Le sacre du printemps

Das Ballett le sacre du printemps gilt inzwischen als musikalisches Schlüsselwerk des 20. Jahrhunderts. Die modernen Aufführungen erfreuen sich stets einer sehr großen Beliebtheit, und stellen für viele Besucher das absolute Highlight dar. Doch dies war nicht immer so. Bereits im Jahr der Uraufführung war das Publikum geradezu aufgebracht, was an den vielen dissonanten Tönen und scharfen Einschüben lag. Le sacre du printemps gehört zu den drei großen Ballettmusiken, die der Komponist Igor Strawinsky kurz vor dem Ausbruch des ersten Weltkriegs im Jahr 1913 verfasst hat.

Die Handlung ist im Grunde genommen sehr makaber, obwohl es Strawinsky schaffte, sie künstlerisch aufzuwerten. Le sacre du printemps lässt sich mit „Die Frühlingsweihe“ ins Deutsche übersetzen. Das Stück handelt von einem sogenannte Frühlingsopfer, welches im heidnischen Russland tatsächlich sehr verbreitet war. Dabei treffen sich verschiedene Stämme, um dem Frühlingsgott jedes Jahr eine Jungfrau zu opfern. Im ersten Teil bezieht sich das Stück in weiten Teilen auf die Zusammenkunft der verschiedenen Stämme, sowie die daraus entstehenden Meinungsverschiedenheiten, welche sehr plastisch dargestellt werden. Erst im zweiten Teil fokussiert sich das Stück auf das persönliche Schicksal der zum Opfer bestimmten Jungfrau. Diese wird zuerst auserwählt, und beginnt dann ihren vernichtenden Tanz, ein Ritual, welches den selbst gewollten Tod herbeiführen soll. Die Musik setzt ruhig ein, doch bereits während der erste Takte fällt der betonte Einsatz der Pauken auf, welcher eine düstere Atmosphäre schafft.
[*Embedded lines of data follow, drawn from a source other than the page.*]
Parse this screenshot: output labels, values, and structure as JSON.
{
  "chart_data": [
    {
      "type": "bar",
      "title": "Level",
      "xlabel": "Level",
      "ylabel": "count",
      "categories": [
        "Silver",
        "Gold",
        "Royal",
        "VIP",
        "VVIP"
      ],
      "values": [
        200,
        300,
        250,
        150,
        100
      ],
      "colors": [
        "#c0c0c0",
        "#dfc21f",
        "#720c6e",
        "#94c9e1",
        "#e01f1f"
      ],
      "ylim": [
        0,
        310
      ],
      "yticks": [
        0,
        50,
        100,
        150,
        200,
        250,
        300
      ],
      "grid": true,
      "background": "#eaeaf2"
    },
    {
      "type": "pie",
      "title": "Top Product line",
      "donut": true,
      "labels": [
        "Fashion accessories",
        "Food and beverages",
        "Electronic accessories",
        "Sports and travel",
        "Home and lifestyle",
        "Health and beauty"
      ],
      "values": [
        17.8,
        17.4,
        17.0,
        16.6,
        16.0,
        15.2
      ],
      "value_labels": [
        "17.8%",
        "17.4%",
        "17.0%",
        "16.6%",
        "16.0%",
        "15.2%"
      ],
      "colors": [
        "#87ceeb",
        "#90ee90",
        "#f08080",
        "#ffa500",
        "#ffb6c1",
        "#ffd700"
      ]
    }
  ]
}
Der Tanz der Jungfrau wird währenddessen immer extatischer, begleitet von lang anhaltenden und sich immer wieder übertreffenden Crescendi des Orchesters. Plötzlich scheint das Orchester, wie auch die Jungfrau, etwas zusammenzusacken, bis sich eine ähnliche Melodik schließlich einen Halbtonschritt tiefer wieder fortsetzt. Das Schauspiel setzt sich fort, die klangliche Atmosphäre wird dabei immer düsterer und düsterer. Schließlich steigert das Orchester die Spannung durch eine starke Ausdünnung der Klänge, bis das Stück mit einem Tutti Schlag aufgelöst wird. In diesem Moment bricht das Mädchen aus der Dynamik heraus tot zusammen.

Bereits vor der eigentlichen Uraufführung am 29. Mai 1913 glaubten viele, dass dies in einem Skandal münden würde. Bereits bei der Generalprobe des Stücks befürchteten die Journalisten, dass sich das Pariser Publikum verspottet fühlen würde. Tatsächlich gab es vom ersten Ton an starkes Gelächter, auch eine anhaltende Unruhe im Publikum sorgte beinahe für den Abbruch der Aufführung.

Die anfänglichen Unruhen legten sich, und le sacre du printemps wurde zu einer der bedeutendsten Ballettmusiken überhaupt. Im Jahr 2013 wurde am 29. Mai das 100-jährige Jubiläum der Uraufführung gefeiert, dieses mal ohne jegliches Gelächter. Gerade dieser gewandelte Charakter des Stücks macht es zu etwas ganz besonderem.